This blog delves deep on what are the existing proposals for scaling Ethereum transactions and how do they work. In the previous blog we went through the current architecture, explaining how it works now.
Verkle Tries
There is a disadvantage to merkle proofs that you have to send all siblings at all levels to recompute the hash. Which leads to network congestion and slow transactions.
Comparison - 3.5MB for 1K leaves in Merkel proofs to 1.5KB for 1K leaves.
In a Verkle tree, you do not need to provide sister nodes; instead, you just provide the path, with a little bit extra as a proof. This is why Verkle trees benefit from greater width and Merkle Patricia trees do not: a tree with greater width leads to shorter paths in both cases, but in a Merkle Patricia tree this effect is overwhelmed by the higher cost of needing to provide all the width - 1
sister nodes per level in a proof. In a Verkle tree, that cost does not exist.
Editing the tree and cost of computing a proof both are low
Zero Knowledge Proofs (ZK)
For example, you can make a proof for the statement "I know a secret number such that if you take the word ‘cow', add the number to the end, and SHA256 hash it 100 million times, the output starts with
0x57d00485aa
". The verifier can verify the proof far more quickly than it would take for them to run 100 million hashes themselves, and the proof would also not reveal what the secret number is.In the context of blockchains, this has two very powerful applications:
Scalability: if a block takes a long time to verify, one person can verify it and generate a proof, and everyone else can just quickly verify the proof instead
Privacy: you can prove that you have the right to transfer some asset (you received it, and you didn't already transfer it) without revealing the link to which asset you received. This ensures security without unduly leaking information about who is transacting with whom to the public.
A "succinct" proof is one where both the size of the proof and the time required to verify it grow much more slowly than the computation to be verified.
The basic idea of zero knowledge proof or less knowledge proof is not to reveal any information or reveal very less information.
Polynomial commitments. A polynomial commitment is best viewed as a special way to "hash" a polynomial, where the hash has the additional property that you can check equations between polynomials by checking equations between their hashes. Different polynomial commitment schemes have different properties in terms of exactly what kinds of equations you can check.
More here [ZK-SNARK] [Zokrates] [Examples]
ZK-SNARK vs ZK-STARK
zk-SNARK stands for Zero-Knowledge Succinct Non-Interactive Argument of Knowledge, while zk-STARK stands for Zero-Knowledge Scalable Transparent Argument of Knowledge
zk-SNARKs require elliptic curve cryptography, while zk-STARKs do not.
zk-SNARKs requires a trusted setup while zk-STARKs do not.

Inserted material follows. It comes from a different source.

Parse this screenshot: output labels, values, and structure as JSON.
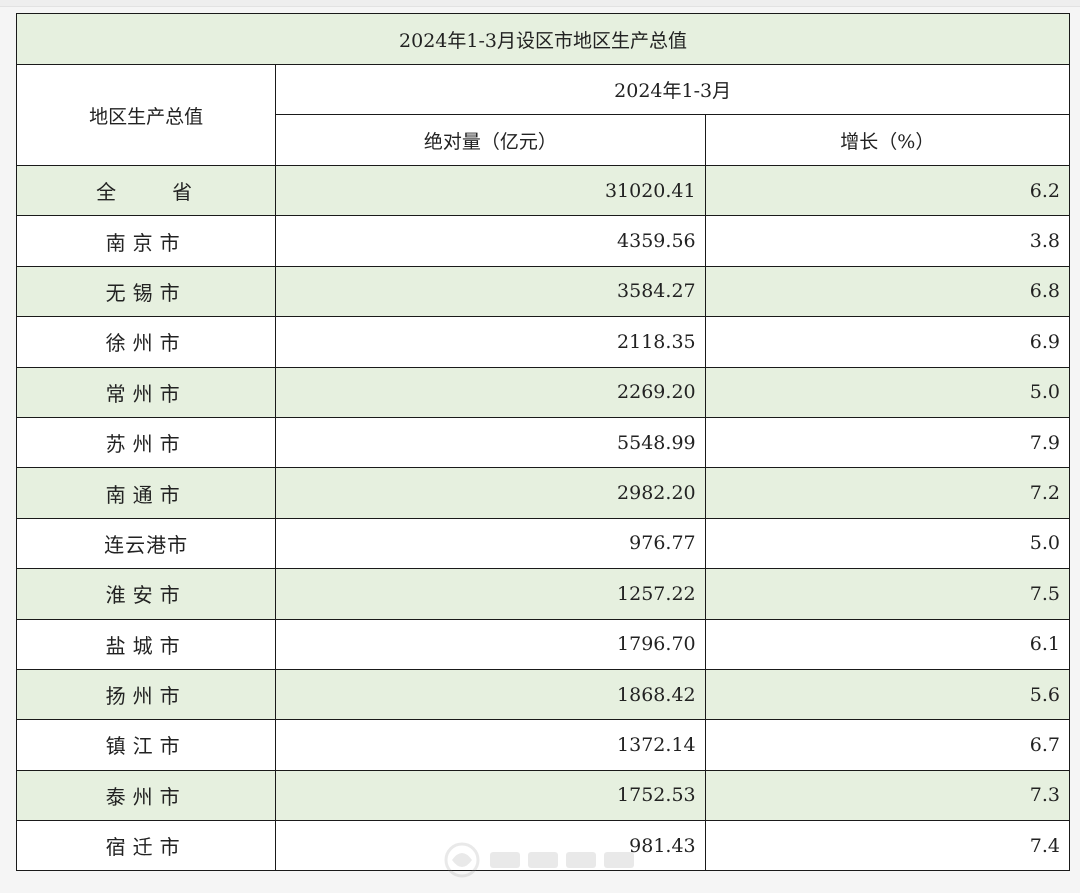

STARKs also have a larger proof size, meaning verifying a proof takes longer and uses more gas.
Layer - 2 Scaling
How to get more transaction without changing the ethereum protocol itself is called layer - 2 scaling.
Sidechains [Ref]
A sidechain is a separate blockchain that runs independent of Ethereum and is connected to Ethereum Mainnet by a two-way bridge. Sidechains can have separate block parameters and consensus algorithms, which are often designed for efficient processing of transactions. Using a sidechain involves trade-offs, though, as they do not inherit Ethereum's security properties. Unlike layer 2 scaling solutions, sidechains do not post state changes and transaction data back to Ethereum Mainnet.
Sidechains are independent blockchains, with different histories, development roadmaps, and design considerations. While a sidechain may share some surface-level similarities with Ethereum, it has several distinctive features.
In order for a separate blockchain to become a sidechain to Ethereum Mainnet it needs the ability to facilitate the transfer of assets from and to Ethereum Mainnet. This interoperability with Ethereum is achieved using a blockchain bridge. Bridges use smart contracts deployed on Ethereum Mainnet and a sidechain to control the bridging of funds between them.
While bridges help users move funds between Ethereum and the sidechain, the assets are not physically moved across the two chains. Instead, mechanisms that typically involve minting and burning are used for transferring value across chains.
Plasma [Ref]
Plasma is a way of building scalable decentralized applications that don’t sacrifice security for speed. Plasma chains derive their security from Mainnet. This makes them measurably more secure than sidechains. Both sidechains and plasma chains can have different consensus protocols, but the difference is that plasma chains publish Merkle roots for each block on Ethereum Mainnet.
Off Chain Executions
Plasma applications do a majority of their work outside of the “root chain” (e.g. Ethereum). Root chains tend to be slow and costly because they need to be very secure. If an application can do any work outside of the root blockchain, it should.
For example, in Plasma MVP, almost every transaction occurs outside of Ethereum. Only deposits and withdrawals, the points of entry and exit, are ever handled on the smart contract. This is a standard workflow for plasma applications. Anything that doesn’t require assets/data moving in and out of your smart contract can probably be handled off-chain.
State Commitments
When we’re doing so much off-chain, we need some way to make sure that our changes are final. This is why we make use of something called a “state commitment.” A state commitment is a cryptographic way to store a compressed version of the state of your application.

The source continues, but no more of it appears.